ActuDéfense : Vous décrivez dans l’ouvrage que vous venez de publier, « La démilitarisation de l’Europe », le processus par lequel nos pays ont progressivement réduit leurs budget de Défense. Quels ont été les grands moteurs de cette démilitarisation ?


La situation économique de la Grèce impose au pays de renoncer à des pans entiers de ses forces. ©DR

CBA Jean-Baptiste Vouilloux : Depuis 2009, les Etats membres de l’Union européenne réduisent leurs budgets de défense avec constance et détermination : de 2010 à 2012, 21 des 27 Etats membres de l’Union Européenne ont baissé, ou simplement maintenu, leur budget de dépense. Parmi eux, 7 ont consenti des coupes de plus de 10%. A l’inverse, les dépenses militaires augmentent sur tous les autres continents : il existe donc un particularisme européen dont je tente de comprendre l’origine dans ce livre.

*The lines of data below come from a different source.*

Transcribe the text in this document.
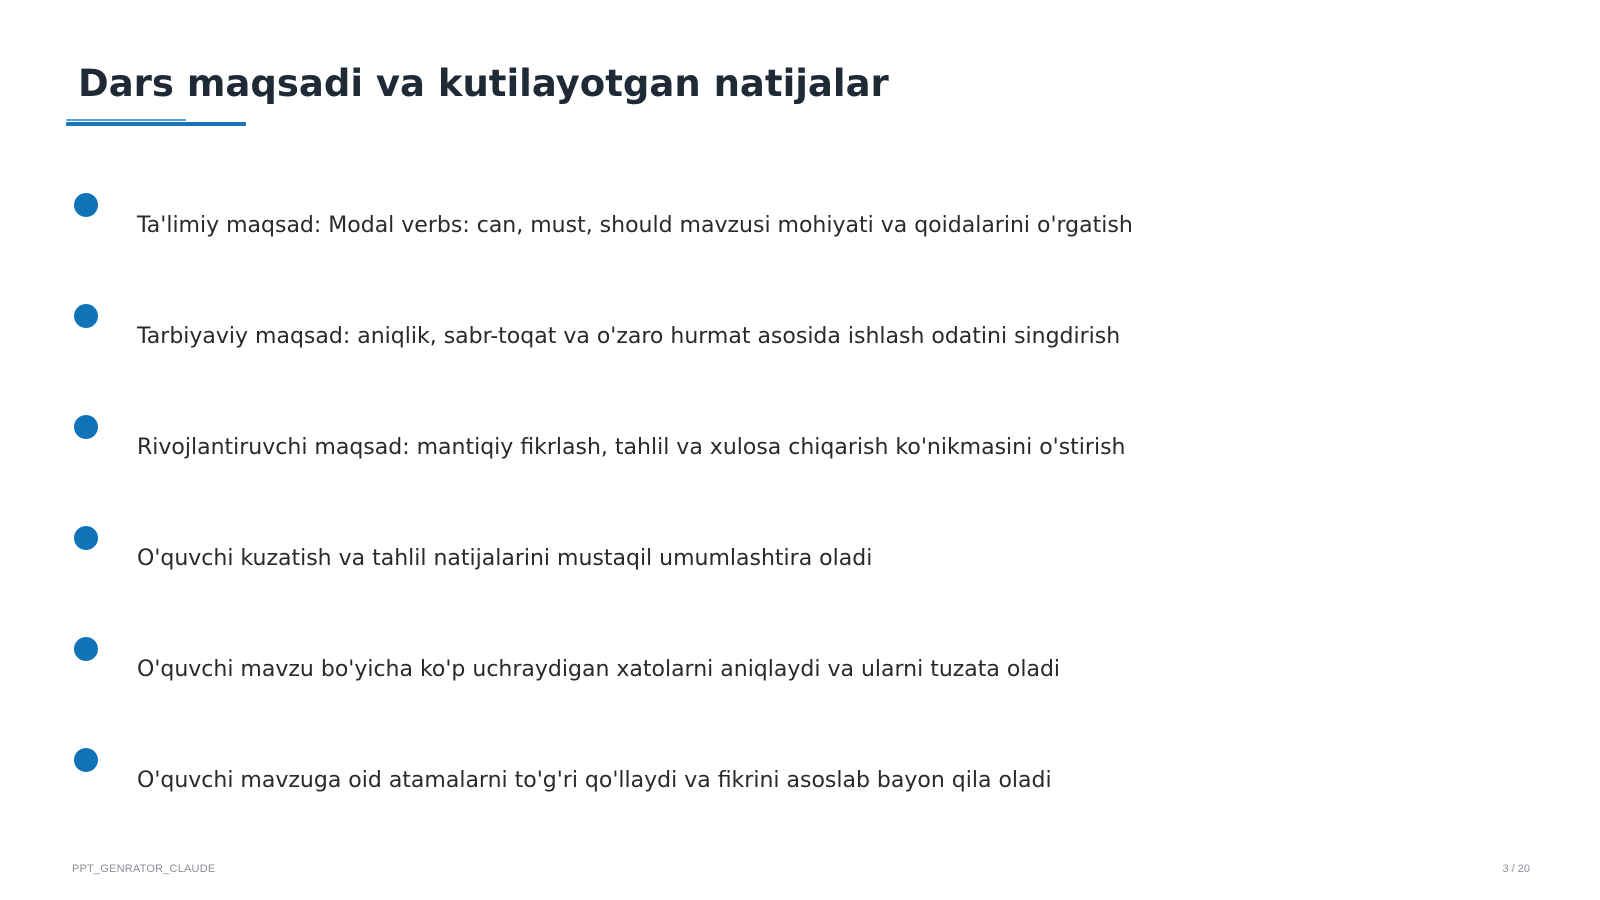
Dars maqsadi va kutilayotgan natijalar
Ta'limiy maqsad: Modal verbs: can, must, should mavzusi mohiyati va qoidalarini o'rgatish
Tarbiyaviy maqsad: aniqlik, sabr-toqat va o'zaro hurmat asosida ishlash odatini singdirish
Rivojlantiruvchi maqsad: mantiqiy fikrlash, tahlil va xulosa chiqarish ko'nikmasini o'stirish
O'quvchi kuzatish va tahlil natijalarini mustaqil umumlashtira oladi
O'quvchi mavzu bo'yicha ko'p uchraydigan xatolarni aniqlaydi va ularni tuzata oladi
O'quvchi mavzuga oid atamalarni to'g'ri qo'llaydi va fikrini asoslab bayon qila oladi
PPT_GENRATOR_CLAUDE	3 / 20
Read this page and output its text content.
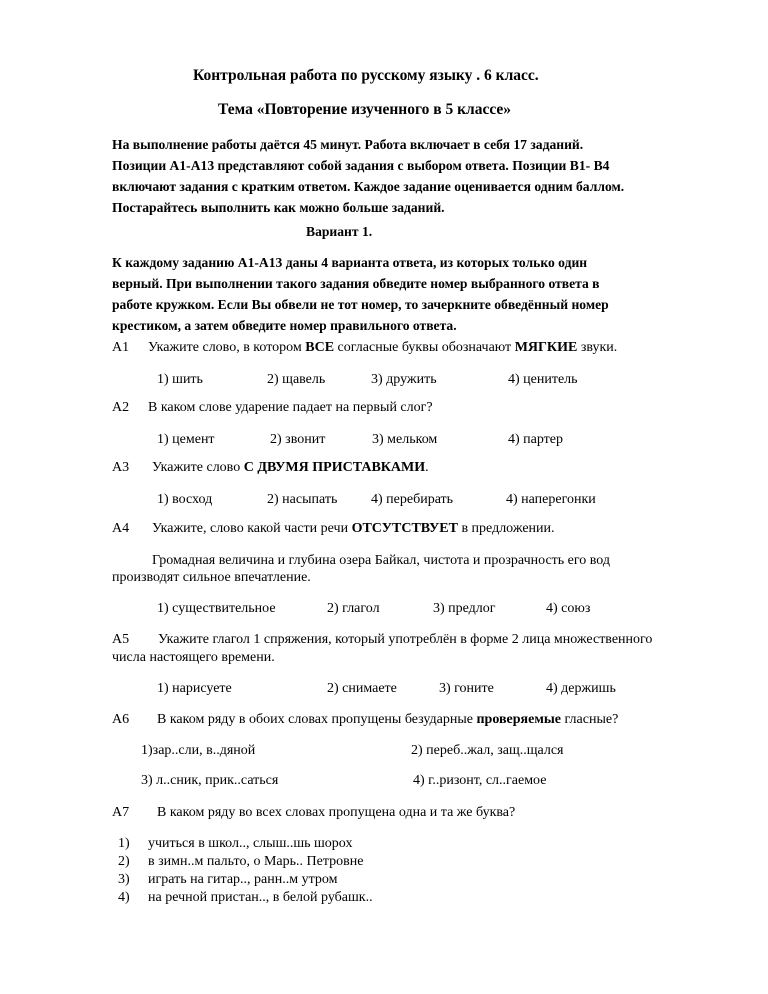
Контрольная работа по русскому языку . 6 класс.
Тема «Повторение изученного в 5 классе»
На выполнение работы даётся 45 минут. Работа включает в себя 17 заданий.
Позиции А1-А13 представляют собой задания с выбором ответа. Позиции В1- В4
включают задания с кратким ответом. Каждое задание оценивается одним баллом.
Постарайтесь выполнить как можно больше заданий.
Вариант 1.
К каждому заданию А1-А13 даны 4 варианта ответа, из которых только один
верный. При выполнении такого задания обведите номер выбранного ответа в
работе кружком. Если Вы обвели не тот номер, то зачеркните обведённый номер
крестиком, а затем обведите номер правильного ответа.
А1 Укажите слово, в котором ВСЕ согласные буквы обозначают МЯГКИЕ звуки.
1) шить	2) щавель	3) дружить	4) ценитель
А2 В каком слове ударение падает на первый слог?
1) цемент	2) звонит	3) мельком	4) партер
А3 Укажите слово С ДВУМЯ ПРИСТАВКАМИ.
1) восход	2) насыпать 4) перебирать	4) наперегонки
А4 Укажите, слово какой части речи ОТСУТСТВУЕТ в предложении.
Громадная величина и глубина озера Байкал, чистота и прозрачность его вод
производят сильное впечатление.
1) существительное	2) глагол	3) предлог	4) союз
А5 Укажите глагол 1 спряжения, который употреблён в форме 2 лица множественного
числа настоящего времени.
1) нарисуете	2) снимаете	3) гоните	4) держишь
А6 В каком ряду в обоих словах пропущены безударные проверяемые гласные?
1)зар..сли, в..дяной	2) переб..жал, защ..щался
3) л..сник, прик..саться	4) г..ризонт, сл..гаемое
А7 В каком ряду во всех словах пропущена одна и та же буква?
1) учиться в школ.., слыш..шь шорох
2) в зимн..м пальто, о Марь.. Петровне
3) играть на гитар.., ранн..м утром
4) на речной пристан.., в белой рубашк..
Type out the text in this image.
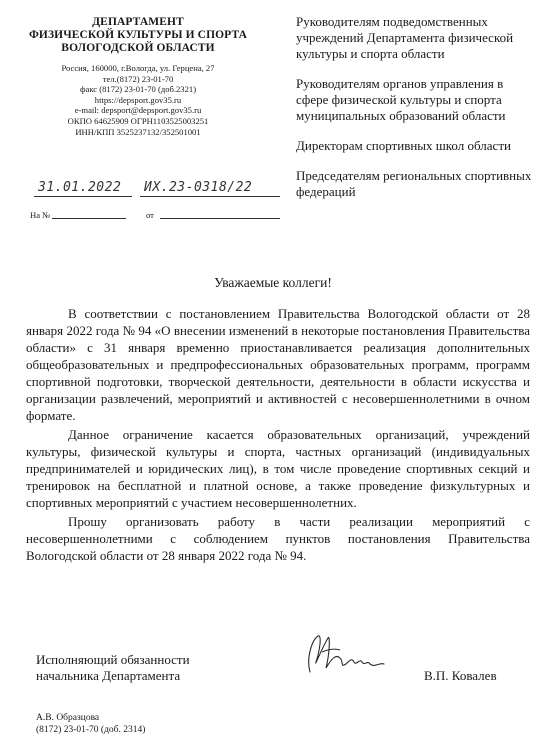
ДЕПАРТАМЕНТ
ФИЗИЧЕСКОЙ КУЛЬТУРЫ И СПОРТА
ВОЛОГОДСКОЙ ОБЛАСТИ
Россия, 160000, г.Вологда, ул. Герцена, 27
тел.(8172) 23-01-70
факс (8172) 23-01-70 (доб.2321)
https://depsport.gov35.ru
e-mail: depsport@depsport.gov35.ru
ОКПО 64625909 ОГРН1103525003251
ИНН/КПП 3525237132/352501001
Руководителям подведомственных учреждений Департамента физической культуры и спорта области
Руководителям органов управления в сфере физической культуры и спорта муниципальных образований области
Директорам спортивных школ области
Председателям региональных спортивных федераций
31.01.2022 ИХ.23-0318/22
На №	от
Уважаемые коллеги!

В соответствии с постановлением Правительства Вологодской области от 28 января 2022 года № 94 «О внесении изменений в некоторые постановления Правительства области» с 31 января временно приостанавливается реализация дополнительных общеобразовательных и предпрофессиональных образовательных программ, программ спортивной подготовки, творческой деятельности, деятельности в области искусства и организации развлечений, мероприятий и активностей с несовершеннолетними в очном формате.

Данное ограничение касается образовательных организаций, учреждений культуры, физической культуры и спорта, частных организаций (индивидуальных предпринимателей и юридических лиц), в том числе проведение спортивных секций и тренировок на бесплатной и платной основе, а также проведение физкультурных и спортивных мероприятий с участием несовершеннолетних.

Прошу организовать работу в части реализации мероприятий с несовершеннолетними с соблюдением пунктов постановления Правительства Вологодской области от 28 января 2022 года № 94.

Исполняющий обязанности
начальника Департамента	В.П. Ковалев
А.В. Образцова
(8172) 23-01-70 (доб. 2314)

Bien évidemment, la crise financière de 2008 a accéléré cette dynamique de démilitarisation, mais celle-ci puise ses racines beaucoup plus profondément. En effet, les populations européennes, martyrisées par deux guerres mondiales, ont voulu conjurer une Histoire belliqueuse et meurtrière. La construction européenne s’est donc bâtie sur un projet profondément idéaliste, visant à bannir les rapports de force dans les relations internationales. Cette démarche fut un succès, puisque l’Europe a connu la plus longue paix de son histoire (à l’exception notable des Balkans). 

Par ailleurs, les institutions militaires européennes ont été profondément ébranlées, et remises en cause, par les mutations sociétales des années 1960. Enfin, la disparition de la menace soviétique et la conviction que les Etats-Unis protègent l’Europe ont renforcé le sentiment diffus que, finalement, les armées ne servaient plus à grand-chose. Volonté de sortir de l’Histoire, éloignement de la guerre, culte du soft power, déresponsabilisation stratégique, tous ces ingrédients expliquent qu’en période de crise économique, les budgets de défense sont les premiers sacrifiés en Europe.

Les Européens ont-ils tous la même approche de cette question ? Suivent-ils tous cette même tendance dans les mêmes proportions ?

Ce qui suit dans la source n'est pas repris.